A new foreign investment law change has concerned National MPs who say it gives the Government the power to review "every financial transaction involving a foreign party".
The Overseas Investment (Urgent Measures) Bill was passed this week with the aim of protecting New Zealand assets - vulnerable during the COVID-19 crisis - from being sold cheaply to overseas investors.
The law requires foreign investors to notify the Government of certain investments with a controlling stake in an existing business or business assets, even if it is below the ordinary screening threshold of $100 million.
The Government will assess these transactions and, if necessary, consider whether they are contrary to New Zealand's national interest. If they are, then the transaction can be blocked.
Associate Finance Minister David Parker used the recent sale of Stuff for $1 as an example of why the law change necessary. He said it was lucky Stuff CEO Sinead Boucher purchased it rather than an overseas investor getting a bargain.
"It was a management buy-out, but it shows the potential for the sale of strategically important assets at fire-sale prices, and without this legislation, there is no ability for the Government to scrutinise those transactions."
National MP Andrew Bayly said the law change gives too much power to the Government - an argument reminiscent of recent opposition to the controversial legislation setting the framework for the alert level 2 rules.
The new law will be reviewed every 90 days - but that only came about after a committee process. Similarly, the controversial level 2 framework legislation was given a 90-day review clause only after National raised concerns.
Bayly said the foreign investor legislation "allows the minister, and it provides for one minister, to have the right to look at every financial transaction involving a foreign party to come through his or her office".
National MP Ian McKelvie echoed Bayly, saying "one person, whoever that minister is, is going to be making these decisions" on "every transaction that involves some segment of overseas investment beyond 25 percent".

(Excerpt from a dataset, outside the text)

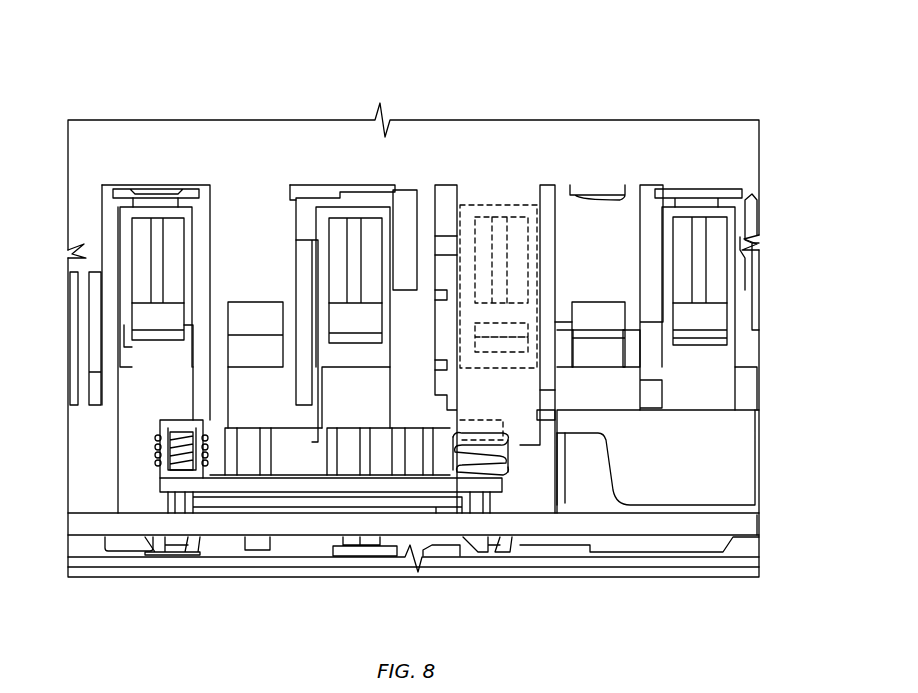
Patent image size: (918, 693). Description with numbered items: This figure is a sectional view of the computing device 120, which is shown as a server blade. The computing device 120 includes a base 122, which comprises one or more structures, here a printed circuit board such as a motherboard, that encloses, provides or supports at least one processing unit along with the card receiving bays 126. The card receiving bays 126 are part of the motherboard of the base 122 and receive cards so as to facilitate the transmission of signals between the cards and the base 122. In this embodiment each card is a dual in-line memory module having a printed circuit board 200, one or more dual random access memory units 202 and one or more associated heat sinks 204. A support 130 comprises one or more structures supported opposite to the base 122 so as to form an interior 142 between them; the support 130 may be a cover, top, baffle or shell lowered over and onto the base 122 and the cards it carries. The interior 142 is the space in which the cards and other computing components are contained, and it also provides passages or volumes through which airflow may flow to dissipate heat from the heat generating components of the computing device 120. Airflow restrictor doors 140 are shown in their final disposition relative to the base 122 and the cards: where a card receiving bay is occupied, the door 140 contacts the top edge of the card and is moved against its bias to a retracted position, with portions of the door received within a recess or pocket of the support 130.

McKelvie is concerned about foreigners being put off investing in New Zealand.
"We've got to remember, in the course of putting these controls in place, that we're really interfering, to some extent, in a property right or a right of people to trade their businesses that they've grown and built as they see fit."
Green MP Eugenie Sage argued the legislation is necessary to "ensure that we don't have key assets, which have dropped in value because of COVID, being alienated overseas".
Under the new law, she said if an overseas investor wants to increase their stake in a company in New Zealand to beyond 50 percent or wants to buy the first 25 percent, then that has to be notified to the Overseas Investment Office (OIO).
She suggested the Opposition exaggerated concerns about the Government's power to review every financial transaction involving a foreign party.
"There will be a triaged process that the Overseas Investment Office goes through and determines whether any investments need to be elevated to the Minister of Finance to consider.
"The National Party may not be concerned with iconic New Zealand businesses being snapped up at fire-sale prices by overseas investors, but this Government is."
The Government made changes to the Overseas Investment Act in October 2018 to restrict overseas people buying residential property in New Zealand.
Most overseas people are not able to buy homes in New Zealand, but certain overseas people can apply to the OIO for consent to buy one New Zealand home and live in it.
Prime Minister Jacinda Ardern has ruled out easing the foreign buyer ban to stimulate the economy during the COVID-19 crisis.